Home News A Platform Offering Employee Healthcare Benefits Called Peppy Has Raised $45 Million for US Expansion

A Platform Offering Employee Healthcare Benefits Called Peppy Has Raised $45 Million for US Expansion

A Platform Offering Employee Healthcare Benefits Called Peppy Has Raised $45 Million for US Expansion

When Mridula Pore launched menopause and fertility-focused employee benefits platform Peppy in 2018, she was told by investors that it was too “niche”.

“It was crazy. 5% of the UK workforce welcomes a baby into their family every year and everyone born with ovaries will go through the menopause,” she says. “It’s not niche.”

Predictably, time has proven Pore right. Five years and three fundraises later, Peppy is announcing a $45m Series B led by London-based investor AlbionVC. The round comes 18 months after the London-based startup’s Series A, during which time Peppy’s revenue grew 10-fold. It now boasts 250 clients, among them the UK operations of global corporations like Adobe and Disney.

The digital health company connects employees to healthcare professionals via messaging and video calls. Since launching it’s also expanded into other areas of women’s health, men’s health and early parenthood support – and is now ramping up for a big push into the US.

The big move across the pond

“[The US is] the most sophisticated healthtech environment in the world, so we see winning there as critical to becoming a global brand,” Pore tells Sifted.

Peppy launched its American operations in Q4 last year and, by the end of this year, Pore hopes (and expects) its US business to be roughly the same size as its UK and Ireland operations.

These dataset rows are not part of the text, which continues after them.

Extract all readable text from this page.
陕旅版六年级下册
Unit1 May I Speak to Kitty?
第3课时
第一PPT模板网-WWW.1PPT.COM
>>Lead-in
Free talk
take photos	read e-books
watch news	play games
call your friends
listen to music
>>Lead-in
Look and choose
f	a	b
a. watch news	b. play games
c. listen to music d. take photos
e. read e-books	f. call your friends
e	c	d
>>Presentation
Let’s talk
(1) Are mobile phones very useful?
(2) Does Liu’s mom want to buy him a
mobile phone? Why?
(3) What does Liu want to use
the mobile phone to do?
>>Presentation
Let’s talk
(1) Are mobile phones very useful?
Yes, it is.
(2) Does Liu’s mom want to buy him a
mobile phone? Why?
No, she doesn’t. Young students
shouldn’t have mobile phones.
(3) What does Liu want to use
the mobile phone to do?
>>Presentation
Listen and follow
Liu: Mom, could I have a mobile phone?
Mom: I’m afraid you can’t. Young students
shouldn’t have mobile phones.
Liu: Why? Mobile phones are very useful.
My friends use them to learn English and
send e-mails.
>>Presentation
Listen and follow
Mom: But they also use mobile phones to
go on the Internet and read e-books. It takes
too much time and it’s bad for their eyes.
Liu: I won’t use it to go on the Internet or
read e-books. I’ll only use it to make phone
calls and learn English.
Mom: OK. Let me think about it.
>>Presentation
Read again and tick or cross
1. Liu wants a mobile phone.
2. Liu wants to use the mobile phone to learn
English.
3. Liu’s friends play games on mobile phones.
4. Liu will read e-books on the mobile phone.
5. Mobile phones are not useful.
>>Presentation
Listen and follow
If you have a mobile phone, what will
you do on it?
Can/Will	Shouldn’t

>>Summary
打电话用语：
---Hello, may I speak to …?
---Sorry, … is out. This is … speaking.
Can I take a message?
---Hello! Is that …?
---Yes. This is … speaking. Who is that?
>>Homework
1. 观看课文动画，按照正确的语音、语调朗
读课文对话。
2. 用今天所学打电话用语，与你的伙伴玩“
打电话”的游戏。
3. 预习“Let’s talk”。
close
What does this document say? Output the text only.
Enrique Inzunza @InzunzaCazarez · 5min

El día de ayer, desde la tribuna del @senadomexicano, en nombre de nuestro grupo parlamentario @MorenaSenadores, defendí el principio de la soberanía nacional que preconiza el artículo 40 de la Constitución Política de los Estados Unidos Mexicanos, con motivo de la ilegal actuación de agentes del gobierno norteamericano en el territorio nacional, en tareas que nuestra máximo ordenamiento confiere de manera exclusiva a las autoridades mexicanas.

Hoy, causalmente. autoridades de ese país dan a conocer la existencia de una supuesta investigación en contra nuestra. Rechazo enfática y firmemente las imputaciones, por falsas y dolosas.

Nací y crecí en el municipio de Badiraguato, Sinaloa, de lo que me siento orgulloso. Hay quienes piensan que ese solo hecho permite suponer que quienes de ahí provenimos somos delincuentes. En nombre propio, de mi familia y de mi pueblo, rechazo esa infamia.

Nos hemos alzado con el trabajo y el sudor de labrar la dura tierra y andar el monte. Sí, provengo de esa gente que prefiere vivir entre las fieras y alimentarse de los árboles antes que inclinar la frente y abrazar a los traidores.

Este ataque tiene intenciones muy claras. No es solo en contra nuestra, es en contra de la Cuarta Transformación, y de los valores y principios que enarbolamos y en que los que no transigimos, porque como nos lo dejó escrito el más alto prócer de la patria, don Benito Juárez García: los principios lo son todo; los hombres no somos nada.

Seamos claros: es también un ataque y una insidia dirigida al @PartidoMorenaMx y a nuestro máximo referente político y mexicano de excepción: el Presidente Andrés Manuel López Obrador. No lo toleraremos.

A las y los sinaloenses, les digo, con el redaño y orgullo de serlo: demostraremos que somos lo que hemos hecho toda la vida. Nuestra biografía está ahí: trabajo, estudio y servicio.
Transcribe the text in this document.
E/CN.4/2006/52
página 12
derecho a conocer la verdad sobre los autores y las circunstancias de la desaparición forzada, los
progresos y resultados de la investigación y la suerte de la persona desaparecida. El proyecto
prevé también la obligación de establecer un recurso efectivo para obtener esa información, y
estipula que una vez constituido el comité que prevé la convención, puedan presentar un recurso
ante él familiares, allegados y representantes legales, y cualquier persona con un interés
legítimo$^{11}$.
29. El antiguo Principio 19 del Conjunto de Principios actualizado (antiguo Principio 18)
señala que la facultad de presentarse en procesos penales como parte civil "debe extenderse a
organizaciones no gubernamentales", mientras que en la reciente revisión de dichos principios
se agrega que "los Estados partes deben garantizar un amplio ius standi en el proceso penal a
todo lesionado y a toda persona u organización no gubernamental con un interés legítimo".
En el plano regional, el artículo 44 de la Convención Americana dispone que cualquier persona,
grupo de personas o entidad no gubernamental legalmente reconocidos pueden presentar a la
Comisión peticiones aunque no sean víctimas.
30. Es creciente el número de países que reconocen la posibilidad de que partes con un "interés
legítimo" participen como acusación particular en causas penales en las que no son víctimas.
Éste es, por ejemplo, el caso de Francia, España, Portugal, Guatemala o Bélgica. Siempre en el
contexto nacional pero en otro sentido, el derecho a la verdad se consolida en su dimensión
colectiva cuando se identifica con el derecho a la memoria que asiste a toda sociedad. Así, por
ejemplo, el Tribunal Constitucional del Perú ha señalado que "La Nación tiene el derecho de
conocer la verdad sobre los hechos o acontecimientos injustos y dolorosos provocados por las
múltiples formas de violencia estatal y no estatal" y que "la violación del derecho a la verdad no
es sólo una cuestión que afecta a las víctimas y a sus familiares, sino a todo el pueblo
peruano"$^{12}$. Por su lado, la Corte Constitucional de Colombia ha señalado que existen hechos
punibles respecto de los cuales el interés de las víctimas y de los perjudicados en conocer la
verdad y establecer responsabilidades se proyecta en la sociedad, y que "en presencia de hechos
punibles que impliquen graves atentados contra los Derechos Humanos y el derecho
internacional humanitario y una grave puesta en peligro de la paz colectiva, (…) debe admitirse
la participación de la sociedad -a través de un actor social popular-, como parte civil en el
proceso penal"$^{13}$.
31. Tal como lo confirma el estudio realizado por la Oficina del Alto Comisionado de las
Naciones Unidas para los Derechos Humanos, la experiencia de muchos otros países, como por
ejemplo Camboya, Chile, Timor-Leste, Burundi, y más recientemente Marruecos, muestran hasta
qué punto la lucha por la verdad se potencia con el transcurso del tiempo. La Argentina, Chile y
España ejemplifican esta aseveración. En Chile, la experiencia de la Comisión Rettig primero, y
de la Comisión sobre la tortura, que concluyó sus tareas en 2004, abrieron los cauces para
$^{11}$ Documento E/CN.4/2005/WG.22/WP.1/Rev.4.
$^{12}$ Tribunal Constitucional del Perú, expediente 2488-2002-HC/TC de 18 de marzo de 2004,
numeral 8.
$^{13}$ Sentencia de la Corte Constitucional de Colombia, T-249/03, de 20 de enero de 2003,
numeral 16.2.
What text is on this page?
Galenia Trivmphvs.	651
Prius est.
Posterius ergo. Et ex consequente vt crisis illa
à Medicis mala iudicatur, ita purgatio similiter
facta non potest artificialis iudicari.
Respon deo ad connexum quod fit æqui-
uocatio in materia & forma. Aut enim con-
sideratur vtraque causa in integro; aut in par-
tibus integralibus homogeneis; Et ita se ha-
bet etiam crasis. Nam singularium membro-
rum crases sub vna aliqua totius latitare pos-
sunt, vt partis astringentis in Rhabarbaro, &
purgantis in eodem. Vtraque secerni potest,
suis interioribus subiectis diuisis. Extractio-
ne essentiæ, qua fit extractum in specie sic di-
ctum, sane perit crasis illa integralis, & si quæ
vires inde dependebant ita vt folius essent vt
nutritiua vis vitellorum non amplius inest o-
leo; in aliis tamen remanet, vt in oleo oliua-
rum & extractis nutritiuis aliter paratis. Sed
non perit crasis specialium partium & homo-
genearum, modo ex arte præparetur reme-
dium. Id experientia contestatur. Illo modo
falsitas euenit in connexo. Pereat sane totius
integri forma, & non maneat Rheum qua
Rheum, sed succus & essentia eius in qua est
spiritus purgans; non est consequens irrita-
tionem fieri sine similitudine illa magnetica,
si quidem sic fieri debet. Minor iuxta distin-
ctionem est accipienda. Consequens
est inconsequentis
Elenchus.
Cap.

Peppy is one of many European digital health startups to have shifted focus to the US in recent times. Many investors and founders are attracted to the vast commercial opportunity brought by serving a wealthy patient base that’s used to paying out-of-pocket for medical care. The US healthcare market is projected to be worth $17.5bn in 2023 – $5bn bigger than the European market.

For a healthcare-as-a-benefit startup like Peppy, a country like the US – where nearly half the population receive healthcare through work – makes a whole lot of sense.

But it’ll be up against stiff competition from homegrown startups that have already hit scale. Listed fertility benefits company Progyny is one of the leaders in the space and has a market cap of $2.8bn; Carrot Fertility – another employee benefits platform – has raised a total of $114m; and menopause startup Evernow picked up a $28.5m Series A last year.

Raising during a downturn

Peppy’s raise – which Pore tells Sifted is roughly 75% equity and 25% debt – is the largest of any femtech, menopause or fertility startup since the frothy days of 2021.

Alongside AlbionVC, new investors Kathaka, MTech Capital, Simplyhealth and Sony Innovation Fund participated in the round. Previous investors Felix Capital, Hambro Perks, Outward VC and Seedcamp were also involved. Pore declined to share the valuation.

Rapid growth over the past 18 months put Peppy on strong footing when speaking to investors, says Pore. In that time, the startup secured major deals with clients like Natwest Group, Accenture and construction company Kier. Labour shortages have pushed big companies to evaluate how they attract and retain top tech talent, she says, and the solution for many of these has been investing in benefits packages.

Peppy sits at the intersection of two rapidly growing sectors in European tech: health-focused employee benefits and menopause and fertility care.

Its Series B follows a year that saw fertility benefits startups like Fertifa – which raised an unannounced round – and Apryl – which picked up a $4.4m – convince investors to part with their cash. Insurtech YuLife, which gamifies wellness activities as workplace benefit, raised $120m in the summer, and menopause care startup Vira Health raised $12m in March.

But despite rising investor interest in the sector, Peppy has had to rethink plans over the past year as it adapted to the shifting macroeconomic winds, says Pore. “The received wisdom 12 months ago was ‘go, go, go; spend, spend, spend’ and the market’s not there anymore.” Now the idea is to build out different parts of the business in a more sequential way, as opposed to building everything at once, she says.

Changing attitudes to menopause and fertility

Over the past five years, shifting attitudes and greater awareness in wider society – as well as Peppy’s proven success – has made the platform an easier sell to investors and corporate customers, but it wasn’t always that way.

“Taboo topics like postpartum recovery, menopause and fertility are messy, highly emotional and sensitive topics,” says Pore. There was a lack of awareness around them – and the impact they can have on a workforce – when Peppy launched, she adds. “It felt like we were sitting on this huge news that had been hiding in plain sight. How have we as a collective society had this blindspot?”

The shift has been partly caused by the move to remote work during Covid, Pore says, which gave employees permission to talk about health challenges in a work context with their manager.

“People you work with were literally seeing into your home and the family issues that came up, and that made HR teams and business leaders developed a much greater awareness of the effect [of some health issues],” she says.

The dialogue around things like menopause has also increased in the public domain over the past few years. “It’s now [talked about] in mainstream media and discussed in HR forums and conferences,” Pore adds.